Car force est de constater que les institutions sont mises à mal depuis plusieurs années - dégradation que la crise n'a fait qu'amplifier. La journaliste française d'origine grecque Alexia Kefalas le démontre bien dans son livre-reportage Survivre à la crise: La méthode grecque. Le taux de chômage vertigineux (particulièrement chez les jeunes) et la hausse du nombre de suicides montrent à quel point la société grecque est mal en point, bien sûr, mais le sentiment partagé par une grande partie de la population qu'il n'y a aucune perspective positive pour l'avenir démontre que les institutions ne sont plus en mesure de générer la confiance en leur capacité à améliorer la situation. Face à cela les Grecs se bricolent des solutions pour s'en sortir.
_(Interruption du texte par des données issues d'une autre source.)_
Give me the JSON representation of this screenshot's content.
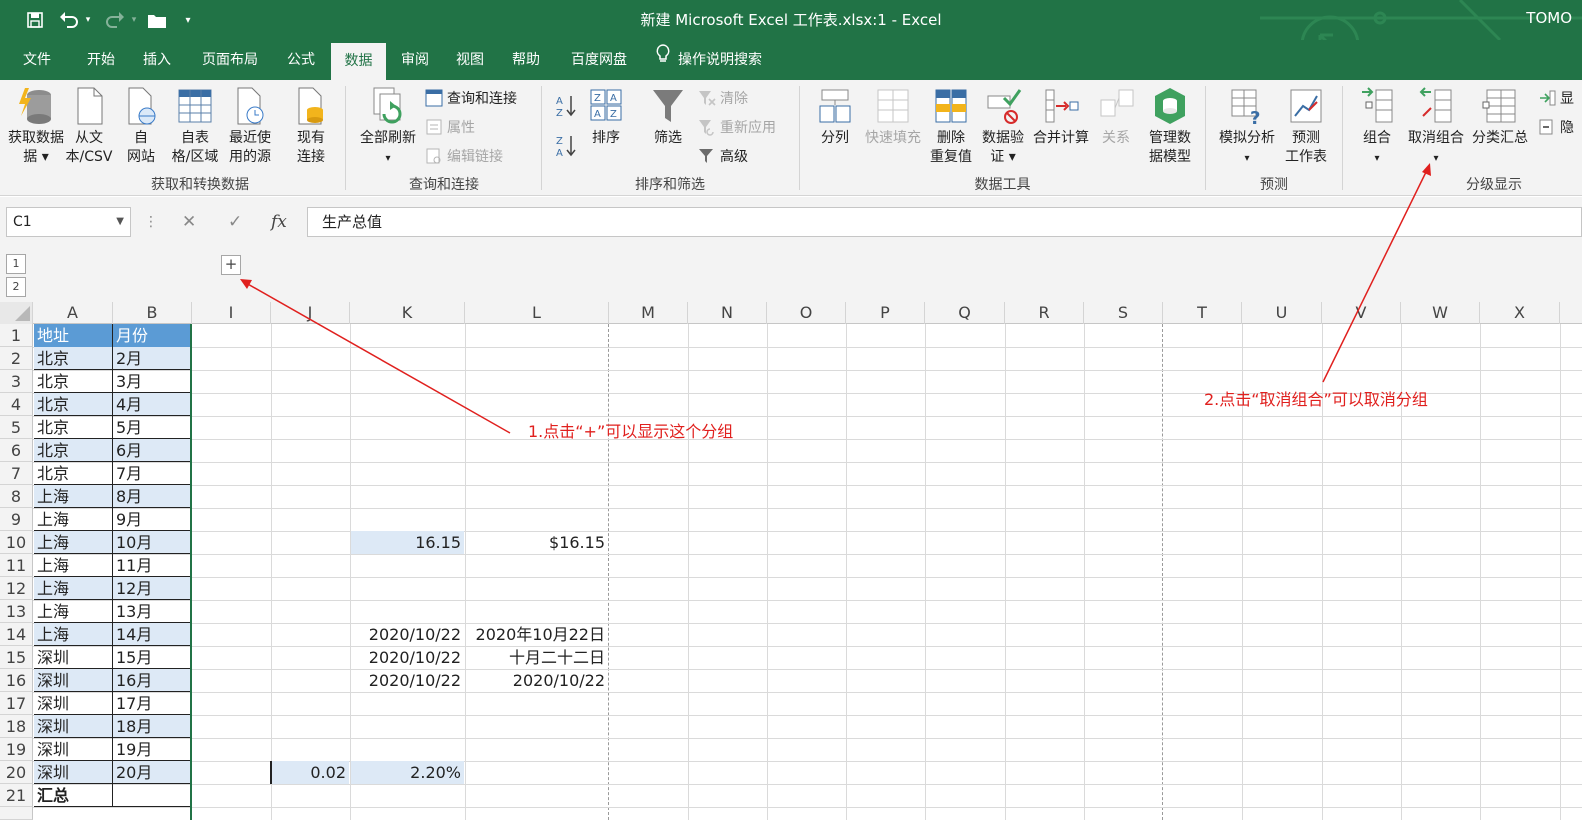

Les coupures dans le système de santé - imposées par les règles d'austérité du FMI - sont à ce point drastiques que le président de l'Union des médecins d'un hôpital affirme: «C'est la guerre des lits! Il n'y en a pas suffisamment. Des patients meurent parce que nous n'avons pas de quoi les soigner» (p.159). Pire: des patients, dévastés par la crise, n'ont plus les moyens de payer les frais médicaux. Face à cela, une quarantaine de médecins font du bénévolat après leurs heures normales de travail et soignent gratuitement les malades les plus démunis - on les appelle les «Robins des bois de la santé». Mais ils ne suffisent pas à la demande. Avant la crise, la Grèce était le pays européen qui comptait le moins de dépressions et de suicides. Depuis, c'est exactement l'inverse; en un an seulement, le taux de suicide a cru de 45%. Le suicide d'un pharmacien, Dimitris Christoulas en avril 2012 a marqué les esprits partout en Europe. Avant de se donner la mort sur la place centrale d'Athènes, il aurait crié: «Je n'en peux plus, je ne veux pas laisser de dettes à mes enfants!» Il a laissé une lettre, dans ses poches, dans laquelle il écrit : «Le gouvernement a réduit littéralement à néant mes possibilités de survie» (p.162).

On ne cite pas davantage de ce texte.